On 4 April 1957, Robert Sieker took Article 341 up for a Project RAINBOW test flight against radar operated by EG&G, Inc., near Indian Springs. Airframe heat build-up caused a flameout at 72,000 feet, and Sieker's pressure suit inflated when cabin pressure was lost. The clasp on his faceplate failed, however, causing him to lose consciousness. Article 341 stalled and entered a flat spin at 65,000 feet. Sieker regained his senses at a lower altitude and attempted to bail out. He released the canopy and jumped, but was struck by the aircraft's tail and killed. The aircraft impacted on its belly and caught fire.

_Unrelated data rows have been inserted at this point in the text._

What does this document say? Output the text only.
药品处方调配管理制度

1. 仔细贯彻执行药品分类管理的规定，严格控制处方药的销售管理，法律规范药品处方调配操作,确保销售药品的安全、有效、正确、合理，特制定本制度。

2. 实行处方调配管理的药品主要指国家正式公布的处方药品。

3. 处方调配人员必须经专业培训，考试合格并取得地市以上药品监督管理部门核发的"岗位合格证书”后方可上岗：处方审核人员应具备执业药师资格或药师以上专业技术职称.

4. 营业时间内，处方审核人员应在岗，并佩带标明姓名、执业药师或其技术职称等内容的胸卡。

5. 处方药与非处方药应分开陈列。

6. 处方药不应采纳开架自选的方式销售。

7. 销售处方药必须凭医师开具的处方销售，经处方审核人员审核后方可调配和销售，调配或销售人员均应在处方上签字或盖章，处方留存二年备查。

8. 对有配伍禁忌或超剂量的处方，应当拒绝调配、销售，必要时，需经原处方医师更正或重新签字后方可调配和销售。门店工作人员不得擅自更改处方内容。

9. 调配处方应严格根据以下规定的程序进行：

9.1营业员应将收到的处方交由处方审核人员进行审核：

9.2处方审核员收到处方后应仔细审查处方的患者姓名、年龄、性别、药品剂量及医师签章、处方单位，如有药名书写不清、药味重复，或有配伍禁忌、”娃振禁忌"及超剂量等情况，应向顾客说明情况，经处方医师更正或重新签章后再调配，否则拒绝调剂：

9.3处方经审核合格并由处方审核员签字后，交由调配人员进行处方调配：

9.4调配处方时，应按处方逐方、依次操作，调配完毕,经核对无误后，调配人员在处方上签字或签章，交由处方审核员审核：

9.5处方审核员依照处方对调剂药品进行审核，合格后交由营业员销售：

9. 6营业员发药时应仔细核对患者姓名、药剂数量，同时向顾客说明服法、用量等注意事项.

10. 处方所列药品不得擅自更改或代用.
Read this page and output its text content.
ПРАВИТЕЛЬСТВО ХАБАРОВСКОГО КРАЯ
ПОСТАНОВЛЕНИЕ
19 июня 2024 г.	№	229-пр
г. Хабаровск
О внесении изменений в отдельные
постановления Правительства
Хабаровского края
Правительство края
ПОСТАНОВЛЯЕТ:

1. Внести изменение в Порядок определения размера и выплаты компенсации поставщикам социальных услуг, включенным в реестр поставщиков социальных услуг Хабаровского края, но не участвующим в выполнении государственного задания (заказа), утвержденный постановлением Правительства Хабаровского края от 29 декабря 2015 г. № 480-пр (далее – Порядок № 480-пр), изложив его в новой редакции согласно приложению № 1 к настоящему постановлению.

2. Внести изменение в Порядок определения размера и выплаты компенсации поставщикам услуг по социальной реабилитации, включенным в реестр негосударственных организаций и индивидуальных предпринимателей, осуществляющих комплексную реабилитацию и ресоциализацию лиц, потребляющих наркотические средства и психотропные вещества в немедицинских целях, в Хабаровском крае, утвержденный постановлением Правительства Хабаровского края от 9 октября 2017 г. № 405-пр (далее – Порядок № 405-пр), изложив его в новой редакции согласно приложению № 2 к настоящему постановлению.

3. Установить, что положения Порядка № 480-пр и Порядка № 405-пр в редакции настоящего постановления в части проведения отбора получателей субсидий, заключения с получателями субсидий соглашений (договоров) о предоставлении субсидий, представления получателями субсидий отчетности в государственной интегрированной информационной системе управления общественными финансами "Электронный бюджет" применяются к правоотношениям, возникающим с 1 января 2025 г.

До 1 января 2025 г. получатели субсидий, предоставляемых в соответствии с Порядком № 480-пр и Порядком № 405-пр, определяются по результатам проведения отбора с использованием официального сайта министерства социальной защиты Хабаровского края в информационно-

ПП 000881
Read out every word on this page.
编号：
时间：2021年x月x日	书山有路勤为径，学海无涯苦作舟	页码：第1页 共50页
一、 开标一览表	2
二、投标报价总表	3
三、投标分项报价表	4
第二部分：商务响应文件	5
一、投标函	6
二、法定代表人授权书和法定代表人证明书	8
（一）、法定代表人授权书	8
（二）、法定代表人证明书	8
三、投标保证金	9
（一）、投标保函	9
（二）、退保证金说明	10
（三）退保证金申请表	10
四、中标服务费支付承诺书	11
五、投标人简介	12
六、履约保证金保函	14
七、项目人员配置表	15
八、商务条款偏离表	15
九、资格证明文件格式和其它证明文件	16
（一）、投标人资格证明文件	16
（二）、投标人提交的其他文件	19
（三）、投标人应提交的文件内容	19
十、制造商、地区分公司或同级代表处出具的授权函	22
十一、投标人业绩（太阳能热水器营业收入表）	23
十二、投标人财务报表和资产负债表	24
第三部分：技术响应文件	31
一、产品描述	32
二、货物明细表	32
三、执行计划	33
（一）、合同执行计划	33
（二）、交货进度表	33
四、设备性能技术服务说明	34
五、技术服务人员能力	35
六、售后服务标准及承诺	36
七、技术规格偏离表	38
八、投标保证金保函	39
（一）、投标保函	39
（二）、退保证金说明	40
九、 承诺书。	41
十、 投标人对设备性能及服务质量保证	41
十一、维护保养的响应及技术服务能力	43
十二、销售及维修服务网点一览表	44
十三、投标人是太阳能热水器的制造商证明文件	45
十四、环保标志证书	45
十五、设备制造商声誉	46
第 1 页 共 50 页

It took search teams several days to locate the wreckage. It was spotted by Lockheed test pilot Herman "Fish" Salmon and Ray Crandall while flying a borrowed Beechcraft Bonanza. The silver airplane, shattered, but recognizable, lay in sagebrush on level ground. Its tail remained upright and the wings were partly intact. The engine was exposed amidst the burnt out center section of the fuselage. The cockpit was broken up, but had not burned. Sieker's body lay just 200 feet away.